Here’s how the pretty crap model works. The points are tallied up, minus the visa category, and there are arbitrary cut-offs to assign the individual to low, medium, and high priority for deportation. A number of the criteria are sensible enough. The inclusion of DHB debt is disturbing, on both privacy and humanitarian grounds. But the difference between being a man or a woman, all else being equal, will result in individual cases being “high priority” for deportation or not. Similarly, being one year older or younger at whatever the age category thresholds are, all else being equal, will result in individual cases being “high priority” for deportation or not. This is discrimination.
As there is no explanation provided about the variable values, I have no idea whether they are discriminating against men (assumed to be more violent?) or women (have babies that drain the health system?). Similarly, I don’t know if they are discriminating against younger or older people, or both (assumed to be more in need of health services?), in favour of working-age people (assumed to be more likely to commit crime?), or vice versa. If only they had provided a key to explain the rationale behind their discrimination!

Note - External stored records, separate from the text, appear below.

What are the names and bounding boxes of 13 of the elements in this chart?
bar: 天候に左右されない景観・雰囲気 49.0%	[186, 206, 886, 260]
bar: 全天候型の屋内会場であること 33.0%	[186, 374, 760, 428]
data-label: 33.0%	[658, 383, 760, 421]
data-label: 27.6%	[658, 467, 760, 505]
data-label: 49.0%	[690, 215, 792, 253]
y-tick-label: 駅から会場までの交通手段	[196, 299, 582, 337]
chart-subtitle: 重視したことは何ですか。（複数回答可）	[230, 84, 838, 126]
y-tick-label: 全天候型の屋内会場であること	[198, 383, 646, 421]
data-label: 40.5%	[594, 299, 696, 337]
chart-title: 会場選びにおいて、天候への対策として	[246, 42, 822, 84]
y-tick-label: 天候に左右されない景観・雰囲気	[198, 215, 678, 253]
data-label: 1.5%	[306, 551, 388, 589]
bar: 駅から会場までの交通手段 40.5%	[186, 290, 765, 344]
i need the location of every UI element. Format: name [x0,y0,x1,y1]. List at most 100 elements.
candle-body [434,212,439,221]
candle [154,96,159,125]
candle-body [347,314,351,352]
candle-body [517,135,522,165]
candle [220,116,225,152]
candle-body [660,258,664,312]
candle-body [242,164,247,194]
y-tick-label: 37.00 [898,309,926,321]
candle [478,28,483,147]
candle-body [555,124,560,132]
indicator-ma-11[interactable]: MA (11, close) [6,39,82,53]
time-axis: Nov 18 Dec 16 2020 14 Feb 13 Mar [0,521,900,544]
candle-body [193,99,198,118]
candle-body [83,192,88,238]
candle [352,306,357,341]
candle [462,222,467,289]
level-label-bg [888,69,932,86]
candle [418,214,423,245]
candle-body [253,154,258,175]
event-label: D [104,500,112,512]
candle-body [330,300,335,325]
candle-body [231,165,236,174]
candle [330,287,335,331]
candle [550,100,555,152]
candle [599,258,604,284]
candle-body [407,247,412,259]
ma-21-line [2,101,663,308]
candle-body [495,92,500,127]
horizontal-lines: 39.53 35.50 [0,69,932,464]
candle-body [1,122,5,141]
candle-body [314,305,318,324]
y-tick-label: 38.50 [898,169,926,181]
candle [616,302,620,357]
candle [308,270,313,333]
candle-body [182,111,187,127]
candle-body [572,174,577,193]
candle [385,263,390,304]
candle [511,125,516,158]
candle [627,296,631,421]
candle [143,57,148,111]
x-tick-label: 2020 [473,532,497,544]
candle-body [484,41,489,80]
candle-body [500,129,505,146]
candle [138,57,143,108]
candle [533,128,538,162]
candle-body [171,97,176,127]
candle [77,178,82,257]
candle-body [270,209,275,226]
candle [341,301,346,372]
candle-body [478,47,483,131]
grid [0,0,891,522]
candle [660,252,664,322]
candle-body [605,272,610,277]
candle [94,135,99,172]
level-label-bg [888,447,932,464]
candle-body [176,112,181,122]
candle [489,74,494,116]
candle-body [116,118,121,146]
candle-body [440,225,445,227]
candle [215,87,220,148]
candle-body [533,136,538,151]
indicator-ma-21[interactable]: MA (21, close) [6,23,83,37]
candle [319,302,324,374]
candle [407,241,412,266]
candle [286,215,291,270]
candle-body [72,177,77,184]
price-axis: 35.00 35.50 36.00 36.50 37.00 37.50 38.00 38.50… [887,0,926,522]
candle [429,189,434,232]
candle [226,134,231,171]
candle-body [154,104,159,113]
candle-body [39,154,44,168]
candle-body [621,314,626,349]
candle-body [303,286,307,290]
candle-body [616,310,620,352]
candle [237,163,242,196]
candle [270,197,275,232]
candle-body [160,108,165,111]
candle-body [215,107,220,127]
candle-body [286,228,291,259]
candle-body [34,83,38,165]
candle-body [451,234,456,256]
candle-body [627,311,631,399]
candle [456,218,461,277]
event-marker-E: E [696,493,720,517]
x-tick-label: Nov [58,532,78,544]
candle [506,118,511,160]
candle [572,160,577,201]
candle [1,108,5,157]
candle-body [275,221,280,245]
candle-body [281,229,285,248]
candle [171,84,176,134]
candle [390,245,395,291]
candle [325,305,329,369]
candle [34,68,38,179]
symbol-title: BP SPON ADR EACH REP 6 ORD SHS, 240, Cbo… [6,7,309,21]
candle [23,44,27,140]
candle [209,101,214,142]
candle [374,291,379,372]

Given the language used by INZ in the initial story about this on RNZ, which discussed “modelling” and “prediction” at length, it’s still unclear to me whether there was statistical risk modelling work done in the background, to do some kind of validation of risk associated with certain characteristics that they based some of the scales on. I mean, they spent 18 months working on just this spreadsheet?
However, we can see that some characteristics are just binary out of convenience (eg gender), or simply categorical in terms of age, but the “model” remains additive, so it’s doubtful that there has been any actual thought put into how much extra “risk” being a particular gender, or being in a broad age group, actually represents.
If they are denying using a more complex statistical modelling to predict risk based on these characteristics, then the points assigned for age and gender are completely arbitrary and based on discriminatory stereotypes and not on the actions of the individual.
If they did use more complex statistical modelling to predict risk based on these characteristics, the points assigned are less arbitrary, but still discriminatory in exactly the same way.
So it’s funny that the minister has gone to such lengths to protest that it’s not “an algorithm” and not “a model”, and “just a spreadsheet”, because it’s exactly as bad, wrong and discriminatory, but maybe just more dumb.
And now we look forward to the full OIA.
Tze Ming Mok has a background in human rights and social research methods. She is also a former sworn officer of the NZ Immigration Service.